Ive been a week trying different settings. I just cant get a decent print from my HP laserjet. I dont think the printer is the issue, since both printers are outputting the same bad pictures.
@bobbeev68944634 As @D Fosse has suggested try find a profile for your media and printer, if not you should try "printer manages color" in Photoshop and be sure to select the right media in "printer settings"
Wide Gamut RGB is definitely not a printer profile - you'll get awful results telling Photoshop that this is the ICC profile of your printer & media
I hope this helps neil barstow, colourmanagement net - adobe forum volunteer - co-author: 'getting colour right' google me "neil barstow colourmanagement" for lots of free articles on colour management Help others by clicking "Correct Answer" if the question is answered. Found the answer elsewhere? Share it here. "Upvote" is for useful posts.

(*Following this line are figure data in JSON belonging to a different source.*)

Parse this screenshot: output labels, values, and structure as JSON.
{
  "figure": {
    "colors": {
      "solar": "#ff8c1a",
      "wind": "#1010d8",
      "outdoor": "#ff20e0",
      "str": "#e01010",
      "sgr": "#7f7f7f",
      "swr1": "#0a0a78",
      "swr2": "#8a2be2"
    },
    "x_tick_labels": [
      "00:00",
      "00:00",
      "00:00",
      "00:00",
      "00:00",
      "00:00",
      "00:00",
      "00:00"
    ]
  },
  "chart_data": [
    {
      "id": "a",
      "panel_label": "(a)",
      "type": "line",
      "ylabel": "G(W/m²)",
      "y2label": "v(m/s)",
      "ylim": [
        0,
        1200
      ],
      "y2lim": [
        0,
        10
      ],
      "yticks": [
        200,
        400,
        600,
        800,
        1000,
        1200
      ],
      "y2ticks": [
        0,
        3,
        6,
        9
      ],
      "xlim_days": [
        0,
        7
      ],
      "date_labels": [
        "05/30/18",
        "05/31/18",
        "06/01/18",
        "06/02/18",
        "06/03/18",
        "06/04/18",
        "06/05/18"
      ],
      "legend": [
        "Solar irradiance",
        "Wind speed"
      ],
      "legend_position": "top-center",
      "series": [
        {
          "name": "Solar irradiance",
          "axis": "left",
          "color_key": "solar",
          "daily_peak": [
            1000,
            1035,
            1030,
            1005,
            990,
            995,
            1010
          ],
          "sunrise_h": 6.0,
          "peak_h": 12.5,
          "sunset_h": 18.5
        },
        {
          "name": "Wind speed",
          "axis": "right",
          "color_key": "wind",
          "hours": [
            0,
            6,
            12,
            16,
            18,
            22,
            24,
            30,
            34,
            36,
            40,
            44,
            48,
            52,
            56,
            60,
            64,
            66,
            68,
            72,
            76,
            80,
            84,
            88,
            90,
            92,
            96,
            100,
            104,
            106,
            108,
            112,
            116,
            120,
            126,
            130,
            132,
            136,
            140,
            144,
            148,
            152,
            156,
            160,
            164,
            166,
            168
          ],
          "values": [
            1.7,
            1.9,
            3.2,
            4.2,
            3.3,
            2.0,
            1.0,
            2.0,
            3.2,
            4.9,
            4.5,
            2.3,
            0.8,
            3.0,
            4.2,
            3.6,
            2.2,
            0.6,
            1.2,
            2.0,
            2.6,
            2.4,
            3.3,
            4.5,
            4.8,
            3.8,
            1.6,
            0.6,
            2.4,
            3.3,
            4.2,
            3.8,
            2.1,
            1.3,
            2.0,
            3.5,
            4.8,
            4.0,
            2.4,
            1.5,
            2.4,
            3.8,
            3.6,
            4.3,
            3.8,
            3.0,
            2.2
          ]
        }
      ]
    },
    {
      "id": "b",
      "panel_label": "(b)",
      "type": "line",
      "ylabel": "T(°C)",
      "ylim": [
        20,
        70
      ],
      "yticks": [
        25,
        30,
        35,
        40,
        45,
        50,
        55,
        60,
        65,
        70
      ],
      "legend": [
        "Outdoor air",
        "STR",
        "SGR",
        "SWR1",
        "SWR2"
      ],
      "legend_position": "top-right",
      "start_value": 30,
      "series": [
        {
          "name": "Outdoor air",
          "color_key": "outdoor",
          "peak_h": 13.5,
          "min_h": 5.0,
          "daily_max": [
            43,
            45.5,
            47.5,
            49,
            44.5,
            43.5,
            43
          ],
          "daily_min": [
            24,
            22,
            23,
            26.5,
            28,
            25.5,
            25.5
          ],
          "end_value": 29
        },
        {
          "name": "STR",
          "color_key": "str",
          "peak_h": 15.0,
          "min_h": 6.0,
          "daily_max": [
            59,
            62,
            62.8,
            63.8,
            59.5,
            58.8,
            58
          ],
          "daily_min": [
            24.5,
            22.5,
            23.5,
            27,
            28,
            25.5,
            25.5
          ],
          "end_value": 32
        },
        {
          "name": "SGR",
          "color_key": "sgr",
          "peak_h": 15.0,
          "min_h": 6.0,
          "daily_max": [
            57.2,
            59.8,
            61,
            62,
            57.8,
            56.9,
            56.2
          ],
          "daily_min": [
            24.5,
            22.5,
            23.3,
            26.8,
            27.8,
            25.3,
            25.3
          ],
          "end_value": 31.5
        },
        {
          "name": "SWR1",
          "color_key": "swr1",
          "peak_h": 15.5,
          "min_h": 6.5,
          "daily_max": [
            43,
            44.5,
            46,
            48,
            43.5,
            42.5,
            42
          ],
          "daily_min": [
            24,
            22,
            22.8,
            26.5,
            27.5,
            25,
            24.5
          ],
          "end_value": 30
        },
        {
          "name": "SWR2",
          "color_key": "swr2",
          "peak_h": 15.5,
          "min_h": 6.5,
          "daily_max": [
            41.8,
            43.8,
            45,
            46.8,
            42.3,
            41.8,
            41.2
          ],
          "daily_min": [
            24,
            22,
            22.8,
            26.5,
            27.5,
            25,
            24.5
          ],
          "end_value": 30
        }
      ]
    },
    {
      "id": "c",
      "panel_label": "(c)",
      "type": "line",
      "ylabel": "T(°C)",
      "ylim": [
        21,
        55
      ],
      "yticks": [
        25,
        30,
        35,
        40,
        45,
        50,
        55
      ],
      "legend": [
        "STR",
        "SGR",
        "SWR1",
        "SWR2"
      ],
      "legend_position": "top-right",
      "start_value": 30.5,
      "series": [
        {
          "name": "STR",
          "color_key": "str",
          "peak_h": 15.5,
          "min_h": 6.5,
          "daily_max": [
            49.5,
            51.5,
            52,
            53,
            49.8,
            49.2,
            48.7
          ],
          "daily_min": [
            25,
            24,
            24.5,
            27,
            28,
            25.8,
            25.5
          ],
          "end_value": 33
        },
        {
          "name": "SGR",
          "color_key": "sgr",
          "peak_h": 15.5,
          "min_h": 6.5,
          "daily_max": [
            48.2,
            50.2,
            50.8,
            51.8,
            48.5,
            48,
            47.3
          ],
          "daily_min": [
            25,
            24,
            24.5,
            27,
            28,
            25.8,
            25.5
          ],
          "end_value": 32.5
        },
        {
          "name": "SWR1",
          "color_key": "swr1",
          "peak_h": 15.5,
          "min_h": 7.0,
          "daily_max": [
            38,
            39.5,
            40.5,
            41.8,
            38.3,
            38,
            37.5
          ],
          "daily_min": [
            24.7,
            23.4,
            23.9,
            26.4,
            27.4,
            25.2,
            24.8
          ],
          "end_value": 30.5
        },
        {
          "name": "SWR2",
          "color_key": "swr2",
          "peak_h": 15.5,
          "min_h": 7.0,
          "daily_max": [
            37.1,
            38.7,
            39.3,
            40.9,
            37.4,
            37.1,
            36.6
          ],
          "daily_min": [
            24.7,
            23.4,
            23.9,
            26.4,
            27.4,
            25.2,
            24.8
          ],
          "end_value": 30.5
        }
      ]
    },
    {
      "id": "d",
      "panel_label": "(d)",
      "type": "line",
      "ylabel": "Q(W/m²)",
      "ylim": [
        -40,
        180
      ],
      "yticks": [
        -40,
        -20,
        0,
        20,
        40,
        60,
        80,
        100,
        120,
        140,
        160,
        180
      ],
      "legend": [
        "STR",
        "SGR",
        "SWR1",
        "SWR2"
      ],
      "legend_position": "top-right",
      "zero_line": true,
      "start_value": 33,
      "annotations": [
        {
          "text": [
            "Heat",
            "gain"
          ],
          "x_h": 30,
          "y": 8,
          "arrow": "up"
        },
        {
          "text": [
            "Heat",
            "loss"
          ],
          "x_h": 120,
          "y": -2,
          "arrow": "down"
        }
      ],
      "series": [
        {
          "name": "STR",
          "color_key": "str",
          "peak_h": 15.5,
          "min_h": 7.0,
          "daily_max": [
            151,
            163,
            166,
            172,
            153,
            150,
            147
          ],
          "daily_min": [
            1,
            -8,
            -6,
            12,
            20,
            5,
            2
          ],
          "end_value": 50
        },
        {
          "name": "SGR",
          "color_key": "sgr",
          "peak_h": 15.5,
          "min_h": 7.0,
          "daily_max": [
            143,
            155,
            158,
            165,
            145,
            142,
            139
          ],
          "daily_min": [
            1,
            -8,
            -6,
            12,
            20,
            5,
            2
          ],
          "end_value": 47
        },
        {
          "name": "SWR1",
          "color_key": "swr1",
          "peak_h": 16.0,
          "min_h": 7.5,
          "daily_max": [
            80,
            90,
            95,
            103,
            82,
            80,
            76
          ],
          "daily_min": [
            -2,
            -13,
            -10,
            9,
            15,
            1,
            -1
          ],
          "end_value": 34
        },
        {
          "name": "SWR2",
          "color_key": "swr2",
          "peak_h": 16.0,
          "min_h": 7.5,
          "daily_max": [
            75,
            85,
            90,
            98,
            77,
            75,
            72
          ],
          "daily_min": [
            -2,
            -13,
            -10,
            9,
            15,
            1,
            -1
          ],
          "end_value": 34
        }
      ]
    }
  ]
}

I should have mentioned that the wide gamut was just an experiment. I had no HP printer profile to go to. So I reinstalled the printer and now see that option. Now nothing will print out. It keeps showing error in the Q but not on the printer. What did I do wrong?
Hold the spacebar when you click "Print". This deletes all print metadata stored in the file, and should give you a fresh start with that file.
Generally, whenever icc profiles are involved, there's no room for experimenting. You need to use the correct profile.
Icc profiles don't actually do anything, they are just maps describing how any given color space behaves, whether it's a synthetic color space like sRGB or Adobe RGB, or a physical device color space like a monitor or printer. It's then down to the application (Photoshop) to recalculate - remap - the numbers in the file according to this profile.
In other words, the map has to correspond to the actual terrain.
Wide Gamut RGB is not a printer profile. It is guaranteed to produce very wrong results.
Until you can find the correct profile for your printer/paper/ink - it should normally be installed with the printer driver, if the printer model supports icc profiles at all - use "Printer Manages Color" instead of "Photoshop Manages Color".
You still have to choose the right media type (paper) in the printer driver.